Mais cet état d’esprit, je l’ai aussi appliqué au cas par cas. Dans le cadre des relations accrues du management avec la drh, en liaison avec les organisations représentatives, j’ai, par exemple, eu à traiter le cas d’un employé qui donnait des soucis au point que l’on envisage des sanctions disciplinaires. Or cet homme était par ailleurs président d’une association florissante et efficace à mi-chemin des domaines médical et sportif. Je lui ai demandé comment il pouvait aider l’ensemble des salariés de l’usine avec ses compétences et il est revenu vers moi en formulant des propositions. Je l’ai « extrait » de la production où il ne s’épanouissait plus et mis à la disposition de la drh. Il a alors travaillé au profit de tous. Ainsi mis en confiance, il a depuis quitté l’usine et créé sa propre structure de conseil. Il rayonne maintenant dans toute la France ; nous aussi par la même occasion.

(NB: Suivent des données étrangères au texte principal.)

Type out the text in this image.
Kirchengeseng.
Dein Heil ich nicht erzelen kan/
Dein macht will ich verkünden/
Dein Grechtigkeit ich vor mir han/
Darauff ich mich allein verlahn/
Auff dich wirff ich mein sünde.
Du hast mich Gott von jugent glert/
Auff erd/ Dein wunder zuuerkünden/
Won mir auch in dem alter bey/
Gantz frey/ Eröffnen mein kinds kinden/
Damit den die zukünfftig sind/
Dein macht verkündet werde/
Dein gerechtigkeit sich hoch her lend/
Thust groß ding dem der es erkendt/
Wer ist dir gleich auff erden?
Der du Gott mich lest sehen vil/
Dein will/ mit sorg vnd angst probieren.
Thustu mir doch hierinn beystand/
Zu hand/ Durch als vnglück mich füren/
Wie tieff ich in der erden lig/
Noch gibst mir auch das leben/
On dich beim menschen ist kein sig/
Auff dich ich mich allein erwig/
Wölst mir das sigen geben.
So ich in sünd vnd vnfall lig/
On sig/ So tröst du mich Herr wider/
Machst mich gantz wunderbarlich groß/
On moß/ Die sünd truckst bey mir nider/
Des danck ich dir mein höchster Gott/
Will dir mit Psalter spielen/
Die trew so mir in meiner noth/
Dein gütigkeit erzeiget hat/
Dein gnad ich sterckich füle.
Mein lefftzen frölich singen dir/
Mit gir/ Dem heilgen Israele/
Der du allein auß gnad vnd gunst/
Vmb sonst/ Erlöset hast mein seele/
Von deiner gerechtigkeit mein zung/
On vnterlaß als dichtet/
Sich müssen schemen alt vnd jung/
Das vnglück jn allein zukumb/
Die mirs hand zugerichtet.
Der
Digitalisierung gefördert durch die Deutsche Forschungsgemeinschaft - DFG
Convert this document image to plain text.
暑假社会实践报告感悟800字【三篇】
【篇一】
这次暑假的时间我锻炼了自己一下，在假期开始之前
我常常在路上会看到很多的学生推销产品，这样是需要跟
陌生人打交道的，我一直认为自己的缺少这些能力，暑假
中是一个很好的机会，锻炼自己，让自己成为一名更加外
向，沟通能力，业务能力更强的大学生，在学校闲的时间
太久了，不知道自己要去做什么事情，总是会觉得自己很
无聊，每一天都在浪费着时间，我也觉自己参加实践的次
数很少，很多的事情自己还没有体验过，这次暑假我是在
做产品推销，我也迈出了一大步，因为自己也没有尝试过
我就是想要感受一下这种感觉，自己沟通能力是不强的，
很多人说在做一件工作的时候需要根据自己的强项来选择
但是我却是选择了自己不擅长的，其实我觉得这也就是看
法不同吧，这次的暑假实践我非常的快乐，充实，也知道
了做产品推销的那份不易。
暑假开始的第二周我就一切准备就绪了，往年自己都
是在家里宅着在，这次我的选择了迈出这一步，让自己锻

- La confiance dynamisante et stimulante
L’énonciation de ce vécu peut paraître simple, voire simpliste. Créer les conditions de la confiance en apprenant à se connaître, à prendre conscience de la complémentarité et de la difficulté du travail des autres, à travailler en cohérence dans l’ensemble de l’usine, de la direction jusqu’au niveau individuel, à donner du sens au travail de chacun et de tous à travers une vision et une stratégie, voilà des recettes que l’on trouve facilement dans les livres de management. J’avais commencé à vivre cela pendant ma carrière d’officier. Mon état d’esprit n’est donc pas surprenant. J’ai découvert depuis que la confiance permettait à chacun de s’épanouir, de s’élever pour le bénéfice de tous. Encore faut-il vouloir l’appliquer avec constance et ténacité dans la durée. La cohérence de l’action à tous les niveaux organiques, comme la continuité des efforts ne sont rien s’il n’y a pas derrière une sincérité réelle, fondation essentielle d’une confiance authentique qui permet la création d’une dynamique enthousiasmante et stimulante.